The P / R concentrator 30 inputs the cells from the trap sum unit 20 and sorts them based on the pass marking and the fail marking, so that the A / U is recycled to the cells having a copy number exceeding N through the recycling path. To the focusing machine (10).

The N × N copy network 40 outputs a cell to be branch-copyed to the lowest port when branch copying occurs while switching to a cell in which the copy branch number does not exceed N in the P / R concentrator 30. do.

The splitter 50 has a total number of cells to be copied in the trap island unit 20 equal to or less than the total number of copies of cells transferred to the N × N copy network 40, and the N × N copy network 40 corresponds to the value. If the number of copies of the cells of the lowest port of is greater than N, the header of the master cell is converted and the branch field is increased, and then passed to the A / U concentrator 10. Otherwise, the idle processing is performed to the recycle path. Pass it over.

Operation of the present invention having the configuration as described above is as follows.

The input cells are separately focused and concentrated in the A / U concentrator 10 into an active cell and an idle cell, and are output from a higher order to a recycle active cell, a newly input active cell, and an idle cell.

Such output cells are pass-marked or fail-marked by the radiation condition of Equation 1 in the trap sum unit 20.

In the cell marked as described above, i cells are transferred to the N × N copy network 40 at the output of the P / R concentrator 30 by the copying condition of Equation 1 above. Is always 63 or less and the copy number of the i-th cell can have any value.

At this time, when branch copying occurs, there is always a cell to be branch copyed in the lowest port of the N × N copy network 40.

On the other hand, in the N × N copy network 40, the cell to be branched to the copy is passed to the splitter 50, where the total number of copies of the cell to be copied in the trap island portion 20 is 63 or less, and its value If the number of copies is greater than N, the header of the master cell In this case, the branch field is increased, and then passed to the A / U concentrator 10, otherwise it is treated as an idle and passed to the recycle path.

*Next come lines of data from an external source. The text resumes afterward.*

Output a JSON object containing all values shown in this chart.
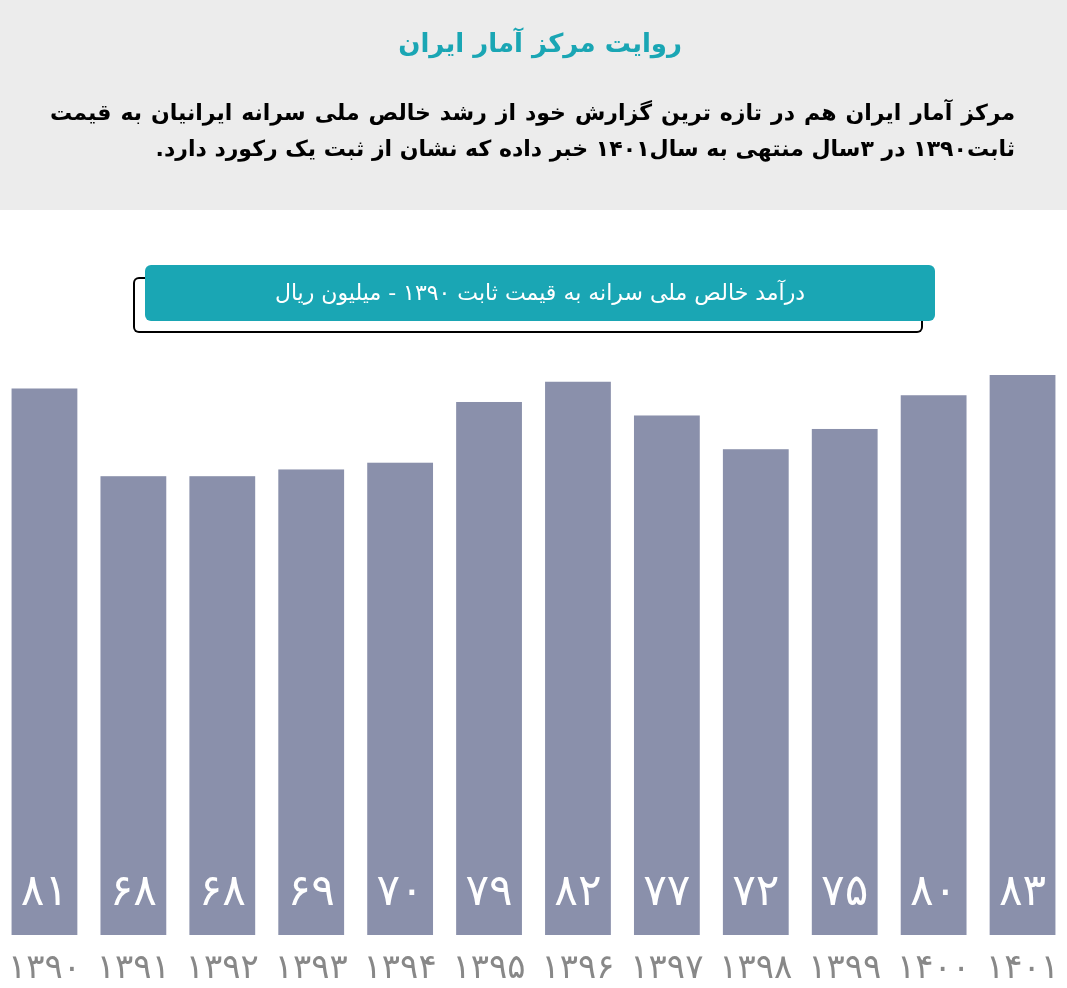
{
  "chart_data": {
    "type": "bar",
    "title": "روایت مرکز آمار ایران",
    "subtitle": "مرکز آمار ایران هم در تازه ترین گزارش خود از رشد خالص ملی سرانه ایرانیان به قیمت ثابت۱۳۹۰ در ۳سال منتهی به سال۱۴۰۱ خبر داده که نشان از ثبت یک رکورد دارد.",
    "ylabel": "درآمد خالص ملی سرانه به قیمت ثابت ۱۳۹۰ - میلیون ریال",
    "categories": [
      "۱۳۹۰",
      "۱۳۹۱",
      "۱۳۹۲",
      "۱۳۹۳",
      "۱۳۹۴",
      "۱۳۹۵",
      "۱۳۹۶",
      "۱۳۹۷",
      "۱۳۹۸",
      "۱۳۹۹",
      "۱۴۰۰",
      "۱۴۰۱"
    ],
    "values": [
      81,
      68,
      68,
      69,
      70,
      79,
      82,
      77,
      72,
      75,
      80,
      83
    ],
    "value_labels": [
      "۸۱",
      "۶۸",
      "۶۸",
      "۶۹",
      "۷۰",
      "۷۹",
      "۸۲",
      "۷۷",
      "۷۲",
      "۷۵",
      "۸۰",
      "۸۳"
    ],
    "color": "#8a90ab"
  }
}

In this case, the branch field may be used as a table memory index when extending the copy network.

As described above, in case of performing L (> N) copying in the unit switch fabric N × N, the number of copies that are less than or equal to N in the first time slot is copied and the cell recycled to the A / U concentrator 10 Because of the highest priority, the output cells are logically compact in consecutive time slots.

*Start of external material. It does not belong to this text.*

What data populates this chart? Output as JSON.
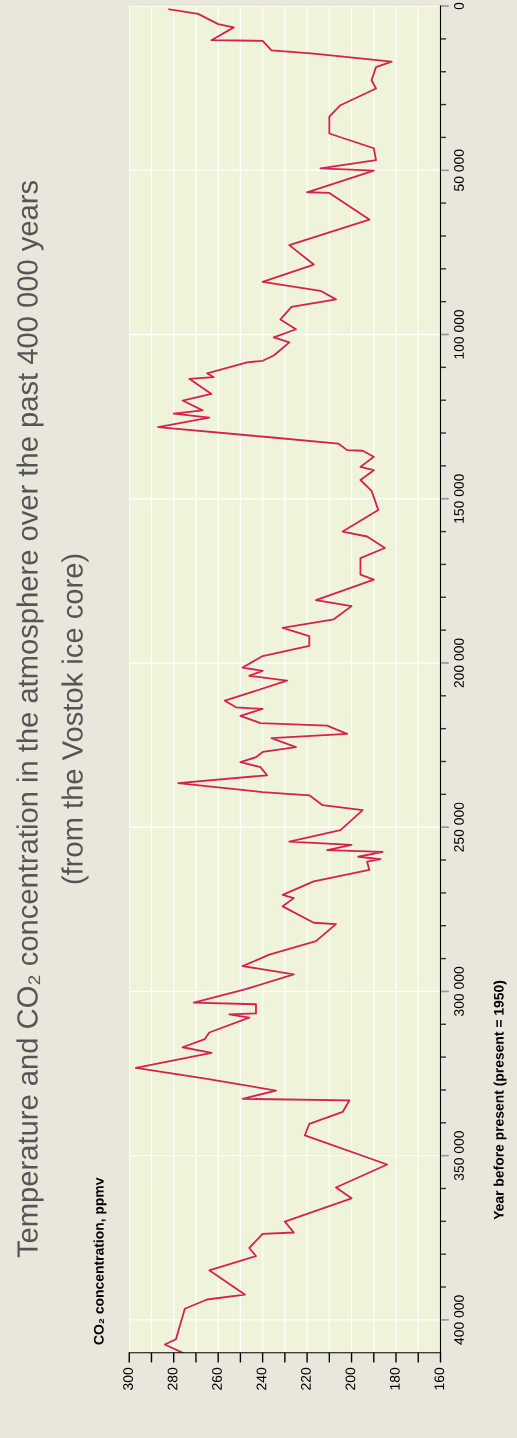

As described above, according to the present invention, more than N copies can be made in an N × N copy network, the order of output cells is guaranteed, memory savings, and hardware complexity are reduced, thereby maximizing reliability.

Claims (1)

In a branch copy network in an ATM switching system, An A / U concentrator for separating and focusing the input cell into an active cell and an idle cell, respectively, and outputting the recycled active cell from an upper side, a newly input active cell, and an idle cell; A trap sum unit for pass-marking the output cells of the A / U concentrator from the upper side to a cell which does not exceed N, and fails-marks the remaining cells; A P / R concentrator for inputting cells from the trap sum unit and sorting based on a pass marking and a fail marking and sending a cell to the A / U concentrator through a recirculation path for cells having a copy number exceeding N; An N × N copy network for outputting a cell to be branch-copyed to the lowest port when branch copying occurs while switching to a cell in which the copy branch number does not exceed N in the P / R concentrator; The total number of cells to be copied in the trap island portion is equal to or less than the total number of copies of the cells delivered to the N × N copy network and the value of the sum of the cells of the lowest port of the N × N copy network is greater than N. And a splitter for converting a header of a master cell, incrementing a branch field, and passing it to the A / U concentrator, otherwise splitting the idle cell and passing it to a recycling path.